Retrieval Scoring

The scoring formula

When you search for memories, each candidate is scored by combining semantic similarity with temporal retention:

score(m, q) = sim(m, q) * R(m)^alpha

Where:

sim(m, q) = cosine similarity between the memory’s embedding and the query embedding
R(m) = current retention of the memory (from the decay model)
alpha = retention exponent (default: 0.3)

Why R^alpha instead of just R?

Using raw retention (alpha = 1.0) would aggressively suppress faded memories. A memory at 20% retention would have its relevance score cut by 80%. This is too harsh — a highly relevant but slightly faded memory should still surface.

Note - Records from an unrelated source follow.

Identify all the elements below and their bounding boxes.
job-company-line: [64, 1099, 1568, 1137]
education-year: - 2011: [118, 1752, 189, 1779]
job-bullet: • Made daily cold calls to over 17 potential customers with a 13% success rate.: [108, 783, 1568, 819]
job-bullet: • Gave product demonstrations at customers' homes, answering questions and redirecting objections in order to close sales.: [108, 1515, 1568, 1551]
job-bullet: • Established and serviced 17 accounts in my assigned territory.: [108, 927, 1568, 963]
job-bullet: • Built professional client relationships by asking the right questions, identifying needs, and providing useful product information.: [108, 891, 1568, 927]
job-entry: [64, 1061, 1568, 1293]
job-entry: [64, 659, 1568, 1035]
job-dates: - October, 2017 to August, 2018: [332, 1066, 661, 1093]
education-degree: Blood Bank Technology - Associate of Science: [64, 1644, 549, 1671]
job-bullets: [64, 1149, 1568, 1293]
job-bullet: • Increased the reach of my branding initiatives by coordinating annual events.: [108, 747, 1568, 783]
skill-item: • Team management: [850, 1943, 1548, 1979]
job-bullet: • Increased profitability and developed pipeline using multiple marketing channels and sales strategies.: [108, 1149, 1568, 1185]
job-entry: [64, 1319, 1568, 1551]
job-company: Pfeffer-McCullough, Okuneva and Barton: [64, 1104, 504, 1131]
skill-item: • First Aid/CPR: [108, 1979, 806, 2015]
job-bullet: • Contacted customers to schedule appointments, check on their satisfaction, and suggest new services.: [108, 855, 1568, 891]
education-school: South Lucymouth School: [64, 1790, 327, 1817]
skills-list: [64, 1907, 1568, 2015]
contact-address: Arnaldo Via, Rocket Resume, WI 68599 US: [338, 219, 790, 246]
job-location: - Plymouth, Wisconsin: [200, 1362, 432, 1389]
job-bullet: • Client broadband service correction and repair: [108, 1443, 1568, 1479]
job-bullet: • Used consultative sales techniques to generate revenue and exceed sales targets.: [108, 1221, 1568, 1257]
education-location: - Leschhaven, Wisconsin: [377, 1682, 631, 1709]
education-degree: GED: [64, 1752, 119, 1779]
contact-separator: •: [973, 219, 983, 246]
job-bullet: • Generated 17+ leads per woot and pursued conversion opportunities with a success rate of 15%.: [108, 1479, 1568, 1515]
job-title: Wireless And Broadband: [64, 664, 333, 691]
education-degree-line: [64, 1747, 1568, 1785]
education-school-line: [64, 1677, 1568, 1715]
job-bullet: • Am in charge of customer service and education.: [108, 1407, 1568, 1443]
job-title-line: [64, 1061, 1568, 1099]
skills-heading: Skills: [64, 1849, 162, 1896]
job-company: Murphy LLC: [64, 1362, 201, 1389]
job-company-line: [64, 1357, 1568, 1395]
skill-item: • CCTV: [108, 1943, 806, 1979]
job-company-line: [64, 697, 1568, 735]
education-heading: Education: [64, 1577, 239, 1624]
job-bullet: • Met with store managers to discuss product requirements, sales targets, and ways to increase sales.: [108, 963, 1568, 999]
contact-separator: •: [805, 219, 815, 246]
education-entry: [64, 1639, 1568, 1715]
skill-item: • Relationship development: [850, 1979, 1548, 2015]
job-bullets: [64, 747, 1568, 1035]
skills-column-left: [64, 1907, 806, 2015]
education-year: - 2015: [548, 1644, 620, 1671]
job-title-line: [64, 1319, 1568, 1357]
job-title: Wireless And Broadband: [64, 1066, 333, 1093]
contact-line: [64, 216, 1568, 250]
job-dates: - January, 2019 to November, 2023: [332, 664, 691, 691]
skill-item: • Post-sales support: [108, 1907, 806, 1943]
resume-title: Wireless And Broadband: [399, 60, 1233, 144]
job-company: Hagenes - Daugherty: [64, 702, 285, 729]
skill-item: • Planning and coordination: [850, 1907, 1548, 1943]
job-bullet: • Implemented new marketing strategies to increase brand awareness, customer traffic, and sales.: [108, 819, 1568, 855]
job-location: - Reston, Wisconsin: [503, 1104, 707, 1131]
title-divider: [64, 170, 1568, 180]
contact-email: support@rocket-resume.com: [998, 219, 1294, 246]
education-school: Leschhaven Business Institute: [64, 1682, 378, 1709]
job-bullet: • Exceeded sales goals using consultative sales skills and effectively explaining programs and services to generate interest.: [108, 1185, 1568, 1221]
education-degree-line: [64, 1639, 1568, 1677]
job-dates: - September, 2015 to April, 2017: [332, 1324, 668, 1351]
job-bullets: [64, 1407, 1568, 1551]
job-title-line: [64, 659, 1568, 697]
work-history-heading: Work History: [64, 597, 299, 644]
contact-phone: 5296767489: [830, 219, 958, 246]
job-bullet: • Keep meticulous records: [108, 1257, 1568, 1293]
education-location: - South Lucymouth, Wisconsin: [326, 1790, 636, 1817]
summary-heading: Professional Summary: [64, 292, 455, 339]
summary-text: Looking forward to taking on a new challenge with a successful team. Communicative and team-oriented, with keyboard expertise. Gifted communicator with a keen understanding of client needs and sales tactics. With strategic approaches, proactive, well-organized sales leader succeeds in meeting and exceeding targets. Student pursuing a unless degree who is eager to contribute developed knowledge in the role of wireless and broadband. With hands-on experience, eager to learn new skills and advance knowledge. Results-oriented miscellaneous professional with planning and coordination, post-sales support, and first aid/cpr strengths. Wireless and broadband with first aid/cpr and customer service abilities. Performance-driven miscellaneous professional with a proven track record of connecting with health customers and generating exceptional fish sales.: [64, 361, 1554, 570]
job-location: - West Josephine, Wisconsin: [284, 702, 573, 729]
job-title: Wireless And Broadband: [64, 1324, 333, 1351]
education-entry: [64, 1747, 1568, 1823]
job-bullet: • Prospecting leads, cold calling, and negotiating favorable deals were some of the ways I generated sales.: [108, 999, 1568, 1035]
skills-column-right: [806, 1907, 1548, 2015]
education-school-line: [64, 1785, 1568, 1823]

The exponent alpha = 0.3 softens the decay penalty:

Retention R	R^1.0 (raw)	R^0.3 (softened)
1.00	1.00	1.00
0.80	0.80	0.93
0.60	0.60	0.86
0.40	0.40	0.76
0.20	0.20	0.62
0.10	0.10	0.50
0.02	0.02	0.31

With alpha = 0.3, a memory at 20% retention still retains 62% of its similarity score. This allows old but highly relevant memories to outrank recent but marginally relevant ones.

Practical effect

Consider two memories being scored against a query:

Memory A — Recent, moderate relevance:

Cosine similarity: 0.6
Retention: 0.95
Score = 0.6 * 0.95^0.3 = 0.6 * 0.985 = 0.591

Memory B — Old, high relevance:

Cosine similarity: 0.9
Retention: 0.25
Score = 0.9 * 0.25^0.3 = 0.9 * 0.660 = 0.594

Memory B wins despite being much older because its semantic relevance is strong enough to overcome the decay penalty. With raw retention (alpha=1.0), Memory B would score only 0.225 — a massive loss of signal.

Hybrid retrieval

In v6, retrieval can combine dense (cosine similarity) search with BM25 lexical search for better coverage. Dense search excels at semantic similarity but can miss exact keyword matches; BM25 catches those.

How it works

When hybrid search is enabled, both a dense vector search and a BM25 lexical search are performed. The candidate sets are unioned — any memory found by either method enters the scoring pipeline. Scores from both sources are combined using reciprocal rank fusion.

Configuration

Python	TypeScript	Description
`hybrid_search`	`hybridSearch`	Enable hybrid dense + BM25 retrieval (default: `False`)
`k_sparse`	`kSparse`	Number of candidates from BM25 search (default: same as `top_k`)

config = CognitiveMemoryConfig(
    hybrid_search=True,
    k_sparse=20,
)

Adapter requirement

BM25 search only activates when the storage adapter implements the search_lexical (Python) / searchLexical (TypeScript) method. If the adapter does not implement it, hybrid search silently falls back to dense-only retrieval.

LLM reranking (optional)

After hybrid retrieval scoring, an optional LLM reranking step can further refine results. When rerank_enabled is True and an LLM is available, the top k_rerank candidates (default 10) are sent to the LLM, which re-scores them for relevance against the original query. This is especially useful for ambiguous queries where vector similarity alone may not capture intent. See the Scoring Pipeline for details on where this fits in the pipeline.

Deep recall penalty

When deep recall is enabled, superseded memories (originals that were consolidated into summaries) can appear in results. These receive an additional penalty:

score_deep = score * deep_recall_penalty

The default deep_recall_penalty is 0.5, meaning superseded memories need to be 2x as relevant to rank alongside active memories.

Configuration

from cognitive_memory import CognitiveMemoryConfig

config = CognitiveMemoryConfig(
    retrieval_score_exponent=0.3,  # alpha
    deep_recall_penalty=0.5,
)

Tuning alpha

Lower alpha (0.1-0.2): Nearly ignores decay. Old memories rank as high as recent ones. Useful when your agent needs total recall regardless of age.
Default alpha (0.3): Balanced. Slightly favors recent memories but doesn’t suppress old relevant ones.
Higher alpha (0.5-1.0): Strongly favors recent memories. Old memories are effectively buried unless they’re extremely relevant. Useful for fast-paced domains where old information is usually stale.

def score_memory(self, memory, relevance, now):
    retention = self.compute_retention(memory, now)
    alpha = self.config.retrieval_score_exponent
    return relevance * (retention ** alpha)

const retention = this.calculateRetentionFor({ ... });
const finalScore = relevanceScore * retention;

Note: The TypeScript SDK currently uses alpha = 1.0 (raw retention). The Python SDK uses the configurable alpha exponent.